Chancellor Riski Sunak is due to make a statement to parliament today amid reports that he will be proposing more financial help for those under tier-two conditions.
Any increased help would be welcomed in the UK amidst reports that that current financial compensation packages just aren’t enough.
The help would be the fourth package provided by the top Tory who has previously come under fire for not going far enough to help workers affected by COVID-19.
The Winter Economy Plan that was introduced to the UK which will be replaced from November 1st included a system that pays just 22% of worker’s wages and requires them to still be working at least one-third of their hours.
Fears were soon brought to attention that 500,000 people could lose their jobs by Christmas, leading the government to increase the support package to 67% but only for businesses that were forced to close due to the coronavirus.
This means that once again hospitality workers were stiffed by the government as those working pubs and restaurants in tier-two and three.

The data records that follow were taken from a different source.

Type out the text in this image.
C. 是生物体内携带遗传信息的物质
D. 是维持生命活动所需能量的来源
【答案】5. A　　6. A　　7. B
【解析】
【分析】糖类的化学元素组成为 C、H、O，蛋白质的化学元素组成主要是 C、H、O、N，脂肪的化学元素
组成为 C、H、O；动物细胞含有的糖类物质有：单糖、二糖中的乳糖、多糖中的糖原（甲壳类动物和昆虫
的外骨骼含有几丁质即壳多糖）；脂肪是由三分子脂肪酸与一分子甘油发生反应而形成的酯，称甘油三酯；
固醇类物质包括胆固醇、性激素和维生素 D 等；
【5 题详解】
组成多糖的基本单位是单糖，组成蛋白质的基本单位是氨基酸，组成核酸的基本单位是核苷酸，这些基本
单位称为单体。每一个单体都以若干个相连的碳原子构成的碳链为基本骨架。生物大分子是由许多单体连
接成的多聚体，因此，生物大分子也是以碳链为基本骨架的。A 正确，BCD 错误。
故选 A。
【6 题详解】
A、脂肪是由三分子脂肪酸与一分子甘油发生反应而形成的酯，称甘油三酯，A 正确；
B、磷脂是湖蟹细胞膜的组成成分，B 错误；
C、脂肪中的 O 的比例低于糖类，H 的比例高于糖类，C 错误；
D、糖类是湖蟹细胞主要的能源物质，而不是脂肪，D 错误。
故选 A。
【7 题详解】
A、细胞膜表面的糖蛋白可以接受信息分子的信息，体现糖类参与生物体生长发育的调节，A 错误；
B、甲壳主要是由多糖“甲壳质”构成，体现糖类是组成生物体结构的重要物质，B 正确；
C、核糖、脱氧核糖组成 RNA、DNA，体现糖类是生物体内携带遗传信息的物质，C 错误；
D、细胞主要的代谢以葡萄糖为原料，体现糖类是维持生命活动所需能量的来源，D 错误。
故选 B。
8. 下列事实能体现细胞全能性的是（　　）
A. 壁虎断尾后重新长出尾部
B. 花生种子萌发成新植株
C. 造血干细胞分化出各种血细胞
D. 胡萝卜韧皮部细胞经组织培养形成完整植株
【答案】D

This is because these venues are allowed to stay open but under conditions that only allow for people to visit with their own household or bubble before 10 pm.
Treasury sources have been very hesitant to reveal what the new package would contain but reports suggest that the new support would focus on companies in tier two which now accounts for more than 20 million people in the UK.
The Times suggests that the Chancellor is set to increase the Job Support Scheme coverage from 22% from November 1st.
The Sun also reported on the yet to be held announcement, proposing that affected hospitality workers would have their wage support upped from one third to two thirds coverage.
The furlough scheme that was set in place back in March covered up to 80% of people’s wages at a cap of £2,500k a month. But, due to the length of the scheme, its generosity has had to be scaled back and is now set to end on October 31st.
The current Job Support Scheme only supports 22% of wages for those under tier-two and three conditions but required these workers to still complete at least one third of their normal hours. The normal hours are then split three ways, the government pays 22%, the employer pays 55% and the last third goes unpaid, leaving many with just 77.8% of their usual income.
For many low-income workers in the hospitality business, walking away with just 77.8% of their wages could be the difference between whether or not they are able to eat dinner or afford rent that month.
Greater Manchester Mayor Andy Burnham has identified this issue and demanded that the government return to the original 80% furlough for workers before pushing Manchester into tier three conditions. Burnham initially requested for PM Boris Johnson to provide an extra £90 million in support for Manchester. A request which was then lowered down to £65 million. The government refused to budge on their conditions but later gave Manchester a further £60 million for business support across the region in a take it or leave it manner.
Burnham claims he has no regrets with pushing the envelope and taking a stand for the support of Manchester residents and all UK residents by extension. He stated that the proposed amount of just 22% was nothing but the bare minimum to prevent a ‘winter of real hardship’:
This wasn't a negotiation, this was basically bulldozed through and we took a stand. So no regrets for taking that stand because the point is they were imposing an arbitrary formula one-by-one on places.
Boris Johnson has already been accused of playing fast and loose with people’s livelihoods by Labour leader Sir Keir Starmer, who criticised Johnson for being unable to come up with an extra £5 million to meet Burnham’s proposal. He stated:
I think the Prime Minister has crossed a Rubicon here. Not just with the miserly way he's treated Greater Manchester but in the grubby 'take it or leave' way these local deals are being done - it's corrosive to public trust.
Chancellor Rishi Sunak is due to make his statement to parliament at 11 am this morning.